This is a submission for the Hacktoberfest Weekend Challenge: Build for a Friend

What I Built
DM Polisher — a cold-outreach message polisher built for a friend who kept sending the same templated internship DMs to every company: "I hope this email finds you well… I'm passionate about technology… Would you like to connect?" Zero responses.

DM Polisher turns their saved skills + a target company into a crisp, three-sentence message — hook, proof of work, ask — with no AI clichés. LinkedIn DMs come out short and DM-tight; cold emails get a greeting and a sign-off. The friend saves their profile once; every draft after that reuses it.

Demo
Live: https://dm-polisher.onrender.com/
Video: [VIDEO LINK]

Code
https://github.com/PavanCoderr/dm-polisher

How I Built It

Open-source AI core: meta-llama/llama-3.1-8b-instruct (open-weight Llama 3.1 8B) served through Backboard. Each student maps to one Backboard assistant: its instructions hold the three-sentence writing contract, its memories hold the student's skills, and generation runs with memory: "Readonly" so the model recalls — never rewrites — their context.

Frontend: React 19, Vite 7, Tailwind v4, shadcn/ui, React Router 7
Backend & auth: Convex (queries, mutations, a "use node" action), Convex Auth with guest sign-in

Hosting: Render static site via render.yaml; the generated Convex client is committed to git because npx convex codegen needs a login token CI doesn't have

Resilience: if Backboard is unreachable, a deterministic offline writer in src/convex/mockWriter.ts produces the same structure and the UI flags the draft as degraded — the demo can never dead-end.

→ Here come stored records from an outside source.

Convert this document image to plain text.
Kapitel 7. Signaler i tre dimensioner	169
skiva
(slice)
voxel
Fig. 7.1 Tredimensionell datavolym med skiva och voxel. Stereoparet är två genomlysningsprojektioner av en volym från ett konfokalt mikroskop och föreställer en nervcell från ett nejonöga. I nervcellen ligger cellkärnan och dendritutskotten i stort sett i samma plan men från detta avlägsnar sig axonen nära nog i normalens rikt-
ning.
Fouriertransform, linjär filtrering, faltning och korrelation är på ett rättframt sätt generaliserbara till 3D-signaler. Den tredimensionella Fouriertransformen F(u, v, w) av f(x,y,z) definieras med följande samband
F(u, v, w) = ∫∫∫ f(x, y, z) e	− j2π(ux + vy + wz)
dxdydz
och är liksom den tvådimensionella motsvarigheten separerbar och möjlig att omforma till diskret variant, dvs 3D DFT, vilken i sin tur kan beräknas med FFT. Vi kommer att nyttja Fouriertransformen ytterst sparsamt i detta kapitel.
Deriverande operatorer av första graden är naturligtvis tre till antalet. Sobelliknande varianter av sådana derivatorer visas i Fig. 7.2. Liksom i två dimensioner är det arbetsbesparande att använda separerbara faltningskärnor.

Why Does Open Innovation Matter?
Costs nothing to run. The model is open-weight, routed via Backboard — no per-request SaaS bill — and the offline writer is free.

The model is swappable. Two env vars (BACKBORD_LLM_PROVIDER, BACKBORD_MODEL_NAME) re-point the same contract at any open-weight model; prompt, memory, and metrics stay untouched.

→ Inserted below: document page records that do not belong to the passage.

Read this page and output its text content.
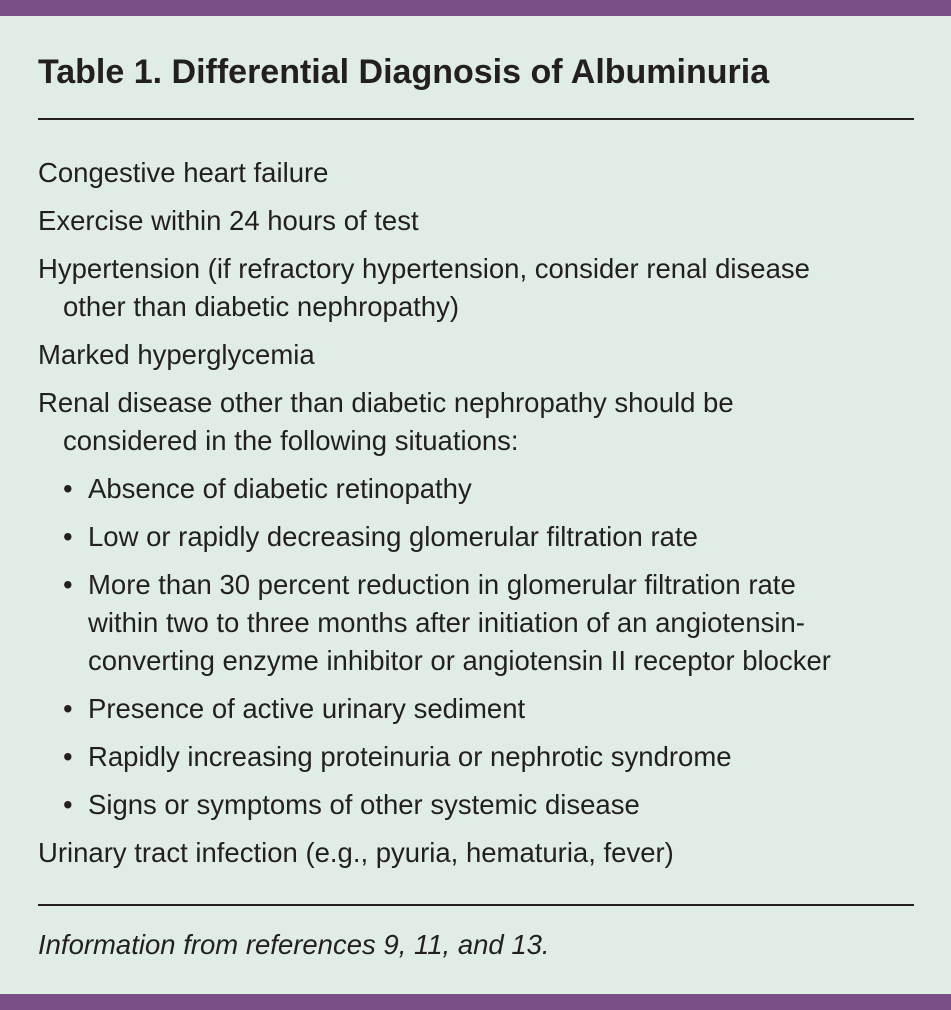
Table 1. Differential Diagnosis of Albuminuria
Congestive heart failure
Exercise within 24 hours of test
Hypertension (if refractory hypertension, consider renal disease
other than diabetic nephropathy)
Marked hyperglycemia
Renal disease other than diabetic nephropathy should be
considered in the following situations:
• Absence of diabetic retinopathy
• Low or rapidly decreasing glomerular filtration rate
• More than 30 percent reduction in glomerular filtration rate
within two to three months after initiation of an angiotensin-
converting enzyme inhibitor or angiotensin II receptor blocker
• Presence of active urinary sediment
• Rapidly increasing proteinuria or nephrotic syndrome
• Signs or symptoms of other systemic disease
Urinary tract infection (e.g., pyuria, hematuria, fever)

Information from references 9, 11, and 13.
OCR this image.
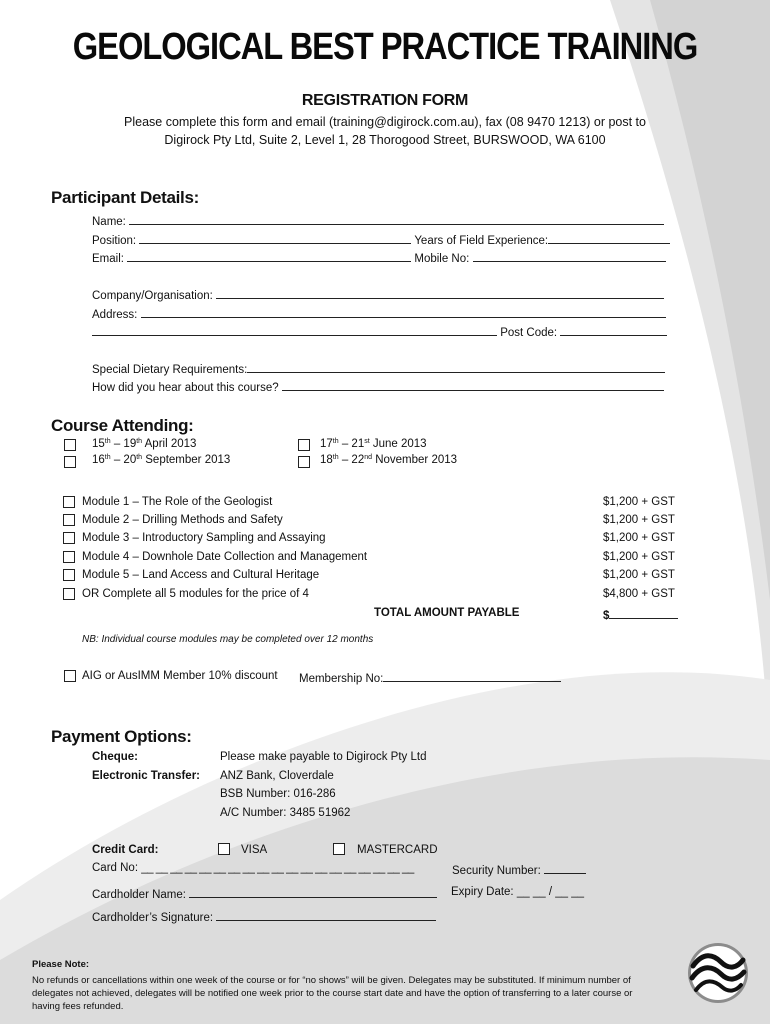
GEOLOGICAL BEST PRACTICE TRAINING
REGISTRATION FORM
Please complete this form and email (training@digirock.com.au), fax (08 9470 1213) or post to
Digirock Pty Ltd, Suite 2, Level 1, 28 Thorogood Street, BURSWOOD, WA 6100
Participant Details:
Name:
Position:	Years of Field Experience:
Email:	Mobile No:
Company/Organisation:
Address:
Post Code:
Special Dietary Requirements:
How did you hear about this course?
Course Attending:
15th – 19th April 2013	17th – 21st June 2013
16th – 20th September 2013	18th – 22nd November 2013
Module 1 – The Role of the Geologist	$1,200 + GST
Module 2 – Drilling Methods and Safety	$1,200 + GST
Module 3 – Introductory Sampling and Assaying	$1,200 + GST
Module 4 – Downhole Date Collection and Management	$1,200 + GST
Module 5 – Land Access and Cultural Heritage	$1,200 + GST
OR Complete all 5 modules for the price of 4	$4,800 + GST
TOTAL AMOUNT PAYABLE	$
NB: Individual course modules may be completed over 12 months
AIG or AusIMM Member 10% discount Membership No:
Payment Options:
Cheque:	Please make payable to Digirock Pty Ltd
Electronic Transfer: ANZ Bank, Cloverdale
BSB Number: 016-286
A/C Number: 3485 51962
Credit Card:	VISA	MASTERCARD
Card No: __ __ __ __ __ __ __ __ __ __ __ __ __ __ __ __ __ __ __	Security Number:
Cardholder Name:	Expiry Date: __ __ / __ __
Cardholder’s Signature:
Please Note:
No refunds or cancellations within one week of the course or for “no shows” will be given. Delegates may be substituted. If minimum number of delegates not achieved, delegates will be notified one week prior to the course start date and have the option of transferring to a later course or having fees refunded.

Behavior is editable. The writing contract is one editable string in src/lib/backboard.ts, pushed into the assistant's instructions. Closed tooling hides that; open makes it yours.

Memory is inspectable. Skills live as readable memories on the student's assistant, and the data stays in the student's own Convex deployment.

Concrete proof it mattered: v1 called a closed gpt-4o-mini endpoint through an unprovisioned platform key and threw on the first generation. Moving the same contract onto an open-weight model through Backboard fixed the demo and let me see exactly what the model receives.

Prize Categories
Best Use of Render — the app is hosted on Render as a static site (blueprint in render.yaml, zero-state restartable)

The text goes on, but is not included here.